Für sie fällt das Risiko-Nutzen-Verhältnis besser aus als für Gesunde: Letztere kaufen sich die Schmerzlinderung mit der Gefahr einer Magenblutung zu teuer im Urteil vieler Fachleute. Hinzu kommt: Die schmerzlindernden Eigenschaften sind schnell verpufft – das Blut normalisiert sich aber erst nach Tagen wieder. Das Blutungsrisiko bleibt also lange nach der Schmerzattacke noch bestehen. Ein wichtiger Punkt, wenn beispielsweise eine Operation bevorsteht.
Die Wirkstoff-Senioren
Dass es Arzneien mit ASS und Paracetamol trotz ihres Risikopotenzials zu Volksmedikamenten gebracht haben, liegt daran, dass sie aus einer anderen Zeit stammen. Aspirin kam schon 1899 auf den Markt. In der Schweiz wurde es 1936 zugelassen, aber erst in den 1970er-Jahren war klar, warum und wie der Stoff wirkt.
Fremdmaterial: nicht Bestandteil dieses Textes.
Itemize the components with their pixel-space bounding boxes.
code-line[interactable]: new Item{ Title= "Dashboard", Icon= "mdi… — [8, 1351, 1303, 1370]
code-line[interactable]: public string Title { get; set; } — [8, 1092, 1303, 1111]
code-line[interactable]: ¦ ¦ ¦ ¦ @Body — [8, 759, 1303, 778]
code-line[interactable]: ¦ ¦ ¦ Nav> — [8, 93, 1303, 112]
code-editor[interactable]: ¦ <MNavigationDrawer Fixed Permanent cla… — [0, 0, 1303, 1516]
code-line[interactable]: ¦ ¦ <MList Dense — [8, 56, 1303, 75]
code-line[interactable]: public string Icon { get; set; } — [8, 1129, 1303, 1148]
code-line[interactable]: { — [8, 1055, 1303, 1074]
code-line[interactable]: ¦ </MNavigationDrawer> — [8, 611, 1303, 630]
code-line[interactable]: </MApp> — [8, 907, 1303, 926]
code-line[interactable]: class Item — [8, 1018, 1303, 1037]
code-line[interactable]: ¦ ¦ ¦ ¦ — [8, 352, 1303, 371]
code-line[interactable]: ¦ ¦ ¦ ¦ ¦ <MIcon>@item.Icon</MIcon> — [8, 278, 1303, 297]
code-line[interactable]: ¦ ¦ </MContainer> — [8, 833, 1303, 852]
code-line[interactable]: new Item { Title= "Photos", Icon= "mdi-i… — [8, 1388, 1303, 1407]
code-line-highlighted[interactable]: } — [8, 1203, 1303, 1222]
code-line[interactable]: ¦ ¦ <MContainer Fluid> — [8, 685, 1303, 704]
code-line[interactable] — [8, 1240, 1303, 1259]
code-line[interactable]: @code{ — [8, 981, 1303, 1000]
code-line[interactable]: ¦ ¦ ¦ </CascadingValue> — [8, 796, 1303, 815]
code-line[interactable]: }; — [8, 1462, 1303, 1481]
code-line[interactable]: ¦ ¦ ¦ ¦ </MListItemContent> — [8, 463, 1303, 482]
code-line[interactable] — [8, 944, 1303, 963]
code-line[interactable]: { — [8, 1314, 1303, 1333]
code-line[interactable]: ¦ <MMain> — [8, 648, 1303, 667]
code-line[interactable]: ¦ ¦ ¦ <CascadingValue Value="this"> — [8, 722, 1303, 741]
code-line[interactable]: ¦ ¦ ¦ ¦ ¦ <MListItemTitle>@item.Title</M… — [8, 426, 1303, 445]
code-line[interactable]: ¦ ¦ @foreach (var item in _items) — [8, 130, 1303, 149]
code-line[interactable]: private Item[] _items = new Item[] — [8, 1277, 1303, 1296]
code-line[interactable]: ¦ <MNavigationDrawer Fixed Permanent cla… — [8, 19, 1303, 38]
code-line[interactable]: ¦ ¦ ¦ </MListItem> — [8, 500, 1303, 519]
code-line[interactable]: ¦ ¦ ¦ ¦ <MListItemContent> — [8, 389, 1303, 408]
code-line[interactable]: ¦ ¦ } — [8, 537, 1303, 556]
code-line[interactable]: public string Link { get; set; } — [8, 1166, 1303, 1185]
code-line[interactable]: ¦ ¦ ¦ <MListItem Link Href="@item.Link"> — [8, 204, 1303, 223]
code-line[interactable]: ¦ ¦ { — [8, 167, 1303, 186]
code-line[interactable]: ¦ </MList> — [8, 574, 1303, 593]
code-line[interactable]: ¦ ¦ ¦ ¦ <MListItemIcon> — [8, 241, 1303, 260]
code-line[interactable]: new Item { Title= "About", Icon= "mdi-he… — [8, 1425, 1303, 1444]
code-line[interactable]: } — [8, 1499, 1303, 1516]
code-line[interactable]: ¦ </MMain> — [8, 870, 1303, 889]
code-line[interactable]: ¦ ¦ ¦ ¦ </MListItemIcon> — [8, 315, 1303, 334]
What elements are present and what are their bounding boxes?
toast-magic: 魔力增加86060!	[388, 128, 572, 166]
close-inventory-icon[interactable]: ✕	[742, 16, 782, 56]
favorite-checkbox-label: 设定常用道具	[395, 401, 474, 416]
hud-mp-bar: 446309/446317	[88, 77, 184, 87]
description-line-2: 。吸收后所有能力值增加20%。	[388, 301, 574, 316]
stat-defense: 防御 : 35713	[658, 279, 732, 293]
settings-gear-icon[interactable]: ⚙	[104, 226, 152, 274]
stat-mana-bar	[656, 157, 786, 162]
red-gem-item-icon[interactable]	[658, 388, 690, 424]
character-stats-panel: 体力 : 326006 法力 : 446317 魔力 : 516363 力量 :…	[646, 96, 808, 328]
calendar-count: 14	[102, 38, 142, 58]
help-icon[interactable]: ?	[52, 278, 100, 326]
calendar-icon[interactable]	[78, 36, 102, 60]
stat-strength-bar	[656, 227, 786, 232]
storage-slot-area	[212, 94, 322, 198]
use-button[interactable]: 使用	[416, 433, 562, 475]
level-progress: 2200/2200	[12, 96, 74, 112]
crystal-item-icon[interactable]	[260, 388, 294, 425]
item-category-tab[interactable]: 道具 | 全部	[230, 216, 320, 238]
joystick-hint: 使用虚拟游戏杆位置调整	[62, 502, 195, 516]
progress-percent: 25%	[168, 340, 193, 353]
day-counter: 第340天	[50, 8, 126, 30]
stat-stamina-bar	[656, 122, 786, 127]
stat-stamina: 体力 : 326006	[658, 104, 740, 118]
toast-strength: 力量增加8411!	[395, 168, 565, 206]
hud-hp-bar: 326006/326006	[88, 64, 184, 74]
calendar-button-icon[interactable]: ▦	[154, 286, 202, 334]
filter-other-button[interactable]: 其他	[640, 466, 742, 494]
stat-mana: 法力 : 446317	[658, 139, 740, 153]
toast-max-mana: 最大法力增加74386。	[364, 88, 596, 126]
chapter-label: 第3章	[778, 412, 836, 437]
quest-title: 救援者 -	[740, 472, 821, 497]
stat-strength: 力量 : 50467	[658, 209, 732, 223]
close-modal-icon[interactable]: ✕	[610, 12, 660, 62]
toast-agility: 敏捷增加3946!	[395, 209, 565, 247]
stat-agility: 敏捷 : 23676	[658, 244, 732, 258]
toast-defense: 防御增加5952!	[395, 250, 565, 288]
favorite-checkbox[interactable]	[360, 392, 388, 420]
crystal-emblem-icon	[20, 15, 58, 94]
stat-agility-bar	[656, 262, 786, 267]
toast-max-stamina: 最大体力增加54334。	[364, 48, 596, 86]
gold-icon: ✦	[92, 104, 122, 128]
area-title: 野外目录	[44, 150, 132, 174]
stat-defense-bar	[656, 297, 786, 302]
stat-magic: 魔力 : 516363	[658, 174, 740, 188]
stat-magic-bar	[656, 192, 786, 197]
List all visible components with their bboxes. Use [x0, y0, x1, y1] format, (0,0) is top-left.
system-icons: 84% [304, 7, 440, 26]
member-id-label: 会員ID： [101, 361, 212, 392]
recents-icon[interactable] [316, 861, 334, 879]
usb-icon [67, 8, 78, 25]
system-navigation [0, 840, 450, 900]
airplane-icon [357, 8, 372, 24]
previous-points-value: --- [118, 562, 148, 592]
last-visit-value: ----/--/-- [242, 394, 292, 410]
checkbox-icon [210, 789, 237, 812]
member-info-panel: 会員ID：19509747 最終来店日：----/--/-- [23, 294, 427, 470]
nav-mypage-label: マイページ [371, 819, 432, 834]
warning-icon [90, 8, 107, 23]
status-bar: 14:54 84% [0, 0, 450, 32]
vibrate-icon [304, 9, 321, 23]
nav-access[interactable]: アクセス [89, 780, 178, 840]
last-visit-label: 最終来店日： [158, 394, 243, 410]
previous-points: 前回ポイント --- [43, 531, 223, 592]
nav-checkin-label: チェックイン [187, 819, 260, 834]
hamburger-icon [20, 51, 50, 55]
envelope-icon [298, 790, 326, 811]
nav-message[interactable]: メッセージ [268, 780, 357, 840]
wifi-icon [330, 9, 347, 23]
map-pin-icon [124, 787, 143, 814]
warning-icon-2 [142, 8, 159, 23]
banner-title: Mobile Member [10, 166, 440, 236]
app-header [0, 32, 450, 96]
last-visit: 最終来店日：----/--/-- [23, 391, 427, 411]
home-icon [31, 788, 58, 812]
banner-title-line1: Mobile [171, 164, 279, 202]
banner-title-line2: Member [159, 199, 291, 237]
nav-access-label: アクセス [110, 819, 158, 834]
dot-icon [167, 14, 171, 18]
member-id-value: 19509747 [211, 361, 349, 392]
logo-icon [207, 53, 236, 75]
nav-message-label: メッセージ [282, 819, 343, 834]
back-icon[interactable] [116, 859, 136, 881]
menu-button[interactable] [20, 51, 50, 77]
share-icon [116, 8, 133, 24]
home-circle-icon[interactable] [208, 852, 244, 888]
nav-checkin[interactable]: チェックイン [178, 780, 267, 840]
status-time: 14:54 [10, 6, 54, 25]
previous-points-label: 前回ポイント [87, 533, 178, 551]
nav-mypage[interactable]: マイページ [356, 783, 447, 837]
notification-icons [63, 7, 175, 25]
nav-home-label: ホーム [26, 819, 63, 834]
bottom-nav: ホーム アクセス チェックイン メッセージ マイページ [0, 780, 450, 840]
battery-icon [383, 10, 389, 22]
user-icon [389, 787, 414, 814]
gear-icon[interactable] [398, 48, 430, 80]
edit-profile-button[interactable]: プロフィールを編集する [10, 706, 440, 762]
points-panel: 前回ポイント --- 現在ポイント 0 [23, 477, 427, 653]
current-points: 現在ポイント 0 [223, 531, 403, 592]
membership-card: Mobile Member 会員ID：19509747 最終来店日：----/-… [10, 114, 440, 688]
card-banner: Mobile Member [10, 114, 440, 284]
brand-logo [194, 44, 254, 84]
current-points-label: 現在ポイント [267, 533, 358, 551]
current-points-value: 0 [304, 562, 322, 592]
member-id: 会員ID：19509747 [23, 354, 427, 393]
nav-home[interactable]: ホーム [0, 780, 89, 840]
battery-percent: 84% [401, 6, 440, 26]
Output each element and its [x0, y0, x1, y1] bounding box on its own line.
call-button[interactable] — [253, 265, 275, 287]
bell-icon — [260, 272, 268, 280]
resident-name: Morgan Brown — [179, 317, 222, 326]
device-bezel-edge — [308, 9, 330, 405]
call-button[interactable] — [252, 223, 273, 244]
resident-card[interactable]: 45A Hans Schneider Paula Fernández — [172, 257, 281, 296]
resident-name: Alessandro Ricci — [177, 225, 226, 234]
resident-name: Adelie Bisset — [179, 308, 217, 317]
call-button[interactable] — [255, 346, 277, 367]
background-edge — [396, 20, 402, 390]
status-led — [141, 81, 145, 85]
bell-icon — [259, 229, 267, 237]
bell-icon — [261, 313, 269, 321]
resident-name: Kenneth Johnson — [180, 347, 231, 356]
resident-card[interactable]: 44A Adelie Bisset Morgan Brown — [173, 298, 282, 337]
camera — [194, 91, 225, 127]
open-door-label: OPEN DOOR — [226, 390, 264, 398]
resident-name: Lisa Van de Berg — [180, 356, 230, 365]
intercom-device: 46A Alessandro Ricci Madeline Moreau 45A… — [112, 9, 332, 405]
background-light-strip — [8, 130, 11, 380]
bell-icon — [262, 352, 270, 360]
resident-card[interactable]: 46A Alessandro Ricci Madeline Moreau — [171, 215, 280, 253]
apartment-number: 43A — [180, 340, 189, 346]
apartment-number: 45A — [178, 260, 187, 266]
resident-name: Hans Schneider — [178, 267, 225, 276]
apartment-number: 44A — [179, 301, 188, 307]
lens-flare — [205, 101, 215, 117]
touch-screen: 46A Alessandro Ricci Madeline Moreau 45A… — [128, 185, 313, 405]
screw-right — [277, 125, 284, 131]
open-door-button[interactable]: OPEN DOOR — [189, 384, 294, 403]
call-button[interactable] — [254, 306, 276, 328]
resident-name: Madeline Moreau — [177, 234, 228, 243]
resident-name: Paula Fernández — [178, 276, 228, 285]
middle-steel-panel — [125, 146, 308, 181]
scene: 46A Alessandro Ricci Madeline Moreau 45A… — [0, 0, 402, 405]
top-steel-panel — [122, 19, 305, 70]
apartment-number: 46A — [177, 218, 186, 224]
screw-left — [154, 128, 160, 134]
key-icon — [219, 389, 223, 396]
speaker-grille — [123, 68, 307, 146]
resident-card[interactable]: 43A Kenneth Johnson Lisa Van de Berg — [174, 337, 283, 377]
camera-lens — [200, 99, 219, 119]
Das Paracetamol-Medikament Panadol wurde in den 1950er-, Ben-u-ron in den 1960er-Jahren zugelassen. Damals waren die gefährlichen Nebenwirkungen noch nicht im heutigen Ausmass bekannt.
Besser sieht es beispielsweise bei Ibuprofen oder Diclofenac aus der Gruppe der nichtsteroidale Antirheumatika (NSAR) aus. Sie wurden bereits vor der Zulassung besser erforscht. Ein Freibrief für eine unkontrollierte Einnahme ist das aber nicht, denn auch sie haben ihre Tücken. Britische Forscher warnten in einer 2013 im Fachmagazin «Lancet» erschienenen Studie, dass eine langfristige und hoch dosierte Einnahme von Diclofenac, Coxiben oder Ibuprofen (in der Regel 150 Milligramm Diclofenac oder 2400 Milligramm Ibuprofen pro Tag) das Risiko für Herzinfarkt oder Schlaganfall steigern.
Etwa jeder fünfte Patient, der über längere Zeit ein NSAR einnimmt, bekommt ein Geschwür im Verdauungstrakt.
Und: Etwa jeder fünfte Patient, der über längere Zeit ein Medikament aus dieser Wirkstoffgruppe einnimmt, bekommt laut Arzneimittelkommission der deutschen Ärzteschaft ein Geschwür im Verdauungstrakt. Ihr klarer Vorteil ist aber: Der Körper scheidet diese Wirkstoffe schneller wieder aus. Überdosierungen mit schwerwiegenden Folgen sind deshalb seltener. Für einen kurzen Einsatz zur Schmerzlinderung eignen sie sich damit bedingt besser.
Auch wenn alle gängigen Schmerzmittel ihre Schwächen haben: Ein Leben ganz ohne sie ist heute für kaum jemanden noch denkbar. Deshalb gilt: Gesunde, die hin und wieder eine Schmerztablette einnehmen, werden selten schwere Nebenwirkungen erfahren. Länger als drei Tage sollten sie die Medikamente auf eigene Faust aber nicht einnehmen und sich auf eine möglichst geringe Dosis beschränken – und bei länger anhaltenden Problemen den Arzt um Rat fragen.